Porém, o processo de “metamorfose” se amplia ainda mais, pois o cristianismo não é a única religião dos povos da América Latina e do Caribe. Se fazia necessário avançar para uma perspectiva verdadeiramente ecumênica (universal), rompendo as fronteiras das igrejas cristãs e dialogar com outras religiões presentes no continente. Assim, a CEHILA tendeu a ampliar o objeto de estudo para uma história do fenômeno religioso. Para Armando Lampe, esta opção não significa pensar no “fim da história” da CEHILA, como que a partir daquele momento se produziria única e exclusivamente história das religiões: “Seguem sendo necessárias obras de história da Igreja-instituição e de história do cristianismo, mas há que transcender toda posição discriminatória das religiões não-cristãs.”[11] Deste modo, cada vez mais, a CEHILA vem procurando a valorização da diversidade.

A PRODUÇÃO HISTORIOGRÁFICA BRASILEIRA DA CEHILA.
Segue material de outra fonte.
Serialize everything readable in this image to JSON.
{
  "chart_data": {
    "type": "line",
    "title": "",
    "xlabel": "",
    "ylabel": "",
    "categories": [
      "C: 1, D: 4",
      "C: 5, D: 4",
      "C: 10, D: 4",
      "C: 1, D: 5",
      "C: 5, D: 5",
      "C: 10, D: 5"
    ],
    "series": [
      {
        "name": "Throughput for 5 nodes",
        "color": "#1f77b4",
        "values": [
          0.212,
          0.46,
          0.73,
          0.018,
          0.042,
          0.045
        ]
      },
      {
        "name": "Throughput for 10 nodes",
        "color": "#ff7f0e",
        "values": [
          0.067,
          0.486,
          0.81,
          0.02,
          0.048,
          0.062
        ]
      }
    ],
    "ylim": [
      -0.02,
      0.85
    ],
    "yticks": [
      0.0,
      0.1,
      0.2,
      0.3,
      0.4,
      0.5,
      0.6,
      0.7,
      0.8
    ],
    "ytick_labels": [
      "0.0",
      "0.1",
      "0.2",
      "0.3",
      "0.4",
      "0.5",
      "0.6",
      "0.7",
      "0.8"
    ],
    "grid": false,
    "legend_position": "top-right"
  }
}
Retornando ao projeto da História Geral, apesar dos critérios teórico-metodológicos e dos esforços por fazer uma obra homogênea em torno daquela proposta, isto é, o de uma história “a partir dos pobres”, vários autores acabaram trabalhando de forma independente. Assim, encontraremos textos que dão prioridade às ações da hierarquia, outros que outorgam um maior protagonismo aos movimentos populares, enquanto outros priorizam a participação dos leigos.

Poderíamos afirmar que, os dois volumes dedicados ao Brasil[12], se situam num espaço intermediário entre as tendências detectadas acima. Mesmo sendo uma obra de extrema abrangência e, consequentemente, em diversos momentos, muito sintética, ela mereceu ser citada por Peter Burke como um bom exemplo de “história vista tanto de baixo, como de cima”[13].
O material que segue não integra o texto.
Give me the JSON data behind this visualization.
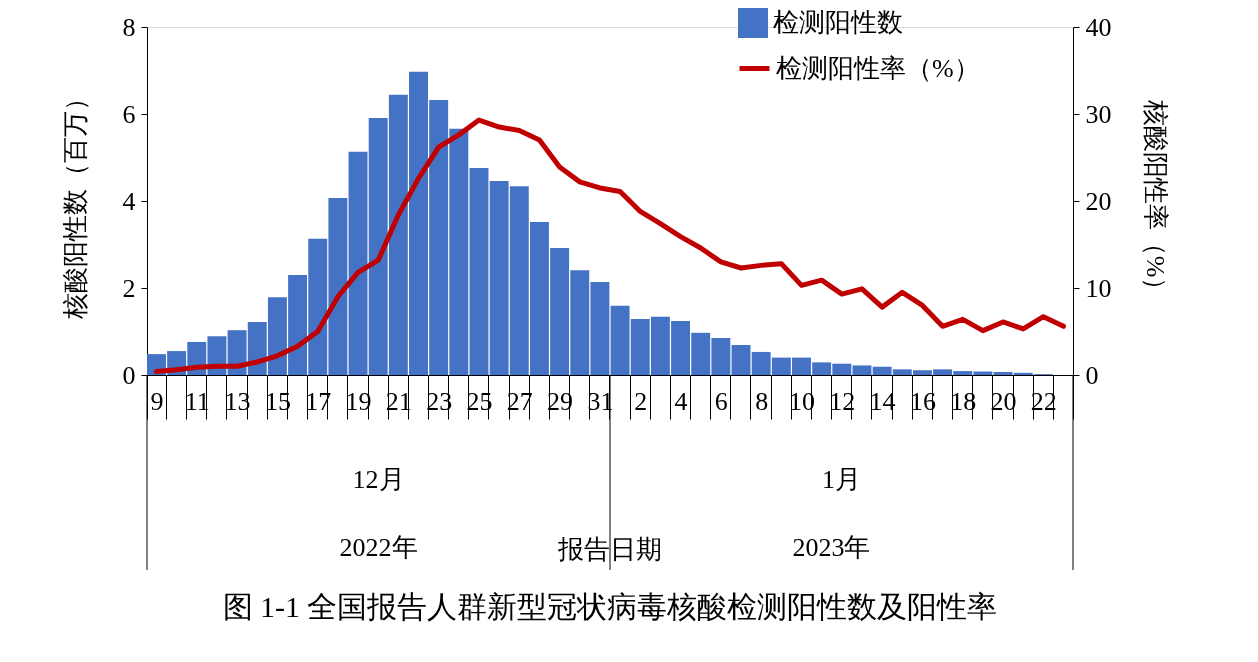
{
  "chart_data": {
    "type": "bar",
    "title": "图 1-1 全国报告人群新型冠状病毒核酸检测阳性数及阳性率",
    "ylabel": "核酸阳性数（百万）",
    "y2label": "核酸阳性率（%）",
    "categories": [
      "9",
      null,
      "11",
      null,
      "13",
      null,
      "15",
      null,
      "17",
      null,
      "19",
      null,
      "21",
      null,
      "23",
      null,
      "25",
      null,
      "27",
      null,
      "29",
      null,
      "31",
      null,
      "2",
      null,
      "4",
      null,
      "6",
      null,
      "8",
      null,
      "10",
      null,
      "12",
      null,
      "14",
      null,
      "16",
      null,
      "18",
      null,
      "20",
      null,
      "22",
      null
    ],
    "series": [
      {
        "name": "检测阳性数",
        "color": "#4472c4",
        "values": [
          0.48,
          0.55,
          0.76,
          0.89,
          1.03,
          1.22,
          1.79,
          2.3,
          3.13,
          4.07,
          5.13,
          5.91,
          6.44,
          6.97,
          6.32,
          5.66,
          4.76,
          4.46,
          4.34,
          3.52,
          2.92,
          2.41,
          2.14,
          1.59,
          1.29,
          1.34,
          1.24,
          0.97,
          0.85,
          0.69,
          0.53,
          0.4,
          0.4,
          0.29,
          0.26,
          0.22,
          0.19,
          0.13,
          0.11,
          0.13,
          0.09,
          0.08,
          0.07,
          0.05,
          0.02,
          0.0
        ]
      },
      {
        "name": "检测阳性率（%）",
        "type": "line",
        "axis": "y2",
        "color": "#c00000",
        "values": [
          0.4,
          0.6,
          0.9,
          1.0,
          1.0,
          1.5,
          2.2,
          3.3,
          5.0,
          9.0,
          11.8,
          13.2,
          18.4,
          22.6,
          26.2,
          27.6,
          29.3,
          28.5,
          28.1,
          27.0,
          23.9,
          22.2,
          21.5,
          21.1,
          18.8,
          17.4,
          15.9,
          14.6,
          13.0,
          12.3,
          12.6,
          12.8,
          10.3,
          10.9,
          9.3,
          9.9,
          7.8,
          9.5,
          8.0,
          5.6,
          6.4,
          5.1,
          6.1,
          5.3,
          6.7,
          5.6
        ]
      }
    ],
    "ylim": [
      0,
      8
    ],
    "yticks": [
      0,
      2,
      4,
      6,
      8
    ],
    "y2lim": [
      0,
      40
    ],
    "y2ticks": [
      0,
      10,
      20,
      30,
      40
    ],
    "legend": "top right",
    "grid": false,
    "annotations": [
      "12月",
      "1月",
      "2022年",
      "2023年",
      "报告日期"
    ]
  }
}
A maioria dos autores, dos dois volumes referentes ao Brasil, tinham algum vínculo institucional com a Igreja Católica e eram “militantes” do ponto de vista da TdL. No entanto, como revelou um dos fundadores do CEHILA/Brasil, Eduardo Hoornaert, a presença do Pe. José Oscar Beozzo deu a obra um tom mais acadêmico. Formado em Sociologia na Universidade de Lovaine na Bélgica, trouxe ao grupo brasileiro uma maior aproximação com a “história social, a ideologia das sociedades, a demografia, os métodos quantitativos”. Passou-se a tratar a igreja diante do mundo camponês, do mundo operário, do mundo indígena, do mundo feminino e além disso, trouxe uma maior integração com o mundo acadêmico, pelo menos no Brasil[14].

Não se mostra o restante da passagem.